From the hearing and follow up discussion, it has become clear that the Forced Regionalization concept is in fact not about the state saving money. The Committee members supporting the legislation made their opinions on that clear. And a Bill supporter who has the ears of these members (including the Chair) put it succinctly as follows:
“Connecticut has too many school districts, and the richest ones are fortresses that have pulled all the ladders up after them while the poorest sink deeper and deeper. Town-based school districts drive wealth inequality and force towns to compete against one another instead of cooperating. Worst of all, they embody institutionalized and systemic racism. They enforce de facto segregation, which is the toxic legacy of redlining and exclusionary zoning, and we will never be able to move forward until that changes.”
In summary, this infers that we residents of Lyme and Old Lyme are a bunch of privileged racists who only want the best for their children and none for others. This tired tactic is offensive and reprehensible.
I am happy that there is broad bipartisan support against these Bills. But that’s not enough. If these Bills fail, the Governor has proposed his own Bill SB 874 with 32 pages of detail on a very powerful school consolidation commission that will make decisions that may or may not have to be put to vote by the legislators. The Governor stated he will sign it into law. There is also discussion of a new Regional Tax layer – to add to our Federal, State and Local taxes – to support all of this.

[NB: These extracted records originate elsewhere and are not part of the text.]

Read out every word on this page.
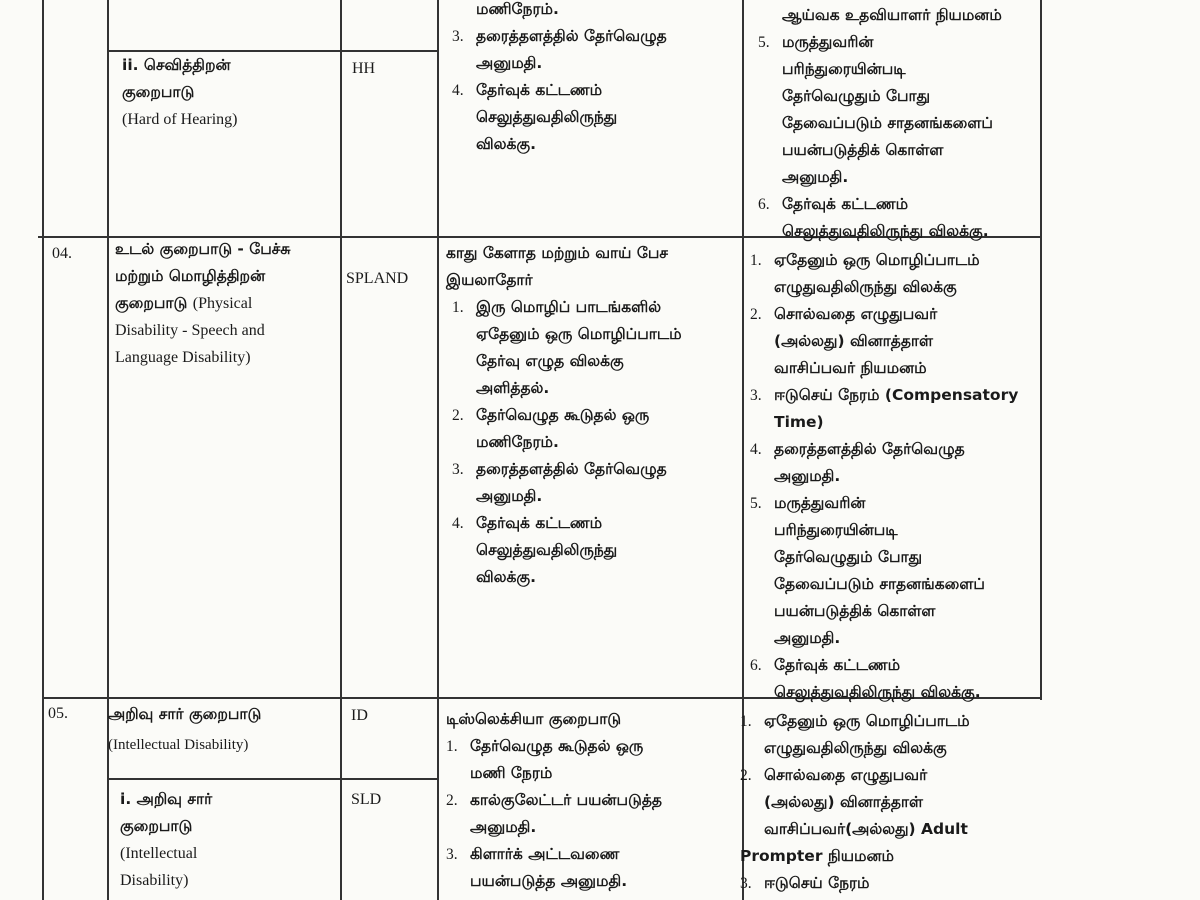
ii. செவித்திறன்
குறைபாடு

(Hard of Hearing)

HH

மணிநேரம்.

3. தரைத்தளத்தில் தேர்வெழுத
அனுமதி.
4. தேர்வுக் கட்டணம்
செலுத்துவதிலிருந்து
விலக்கு.

ஆய்வக உதவியாளர் நியமனம்

5. மருத்துவரின்
பரிந்துரையின்படி
தேர்வெழுதும் போது
தேவைப்படும் சாதனங்களைப்
பயன்படுத்திக் கொள்ள
அனுமதி.
6. தேர்வுக் கட்டணம்
செலுத்துவதிலிருந்து விலக்கு.
04.	உடல் குறைபாடு - பேச்சு
மற்றும் மொழித்திறன்
குறைபாடு (Physical
Disability - Speech and
Language Disability)
SPLAND

காது கேளாத மற்றும் வாய் பேச
இயலாதோர்

1. இரு மொழிப் பாடங்களில்
ஏதேனும் ஒரு மொழிப்பாடம்
தேர்வு எழுத விலக்கு
அளித்தல்.
2. தேர்வெழுத கூடுதல் ஒரு
மணிநேரம்.
3. தரைத்தளத்தில் தேர்வெழுத
அனுமதி.
4. தேர்வுக் கட்டணம்
செலுத்துவதிலிருந்து
விலக்கு.
1. ஏதேனும் ஒரு மொழிப்பாடம்
எழுதுவதிலிருந்து விலக்கு
2. சொல்வதை எழுதுபவர்
(அல்லது) வினாத்தாள்
வாசிப்பவர் நியமனம்
3. ஈடுசெய் நேரம் (Compensatory
Time)
4. தரைத்தளத்தில் தேர்வெழுத
அனுமதி.
5. மருத்துவரின்
பரிந்துரையின்படி
தேர்வெழுதும் போது
தேவைப்படும் சாதனங்களைப்
பயன்படுத்திக் கொள்ள
அனுமதி.
6. தேர்வுக் கட்டணம்
செலுத்துவதிலிருந்து விலக்கு.
05.	அறிவு சார் குறைபாடு

(Intellectual Disability)

ID
i. அறிவு சார்
குறைபாடு
(Intellectual
Disability)
SLD

டிஸ்லெக்சியா குறைபாடு

1. தேர்வெழுத கூடுதல் ஒரு
மணி நேரம்
2. கால்குலேட்டர் பயன்படுத்த
அனுமதி.
3. கிளார்க் அட்டவணை
பயன்படுத்த அனுமதி.
1. ஏதேனும் ஒரு மொழிப்பாடம்
எழுதுவதிலிருந்து விலக்கு
2. சொல்வதை எழுதுபவர்
(அல்லது) வினாத்தாள்
வாசிப்பவர்(அல்லது) Adult

Prompter நியமனம்

3. ஈடுசெய் நேரம்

In the end, Forced Regionalization equals Forced Equalization equals Forced Marginalization. The sum is Disaster to our communities.
The word needs to get out to our communities, so at the very least they are educated on the subject and not blind-sided when they learn of the fate of their children’s education or are shocked when they see their future tax bills.
How can we make this happen? How can we get the word out? We have very little time.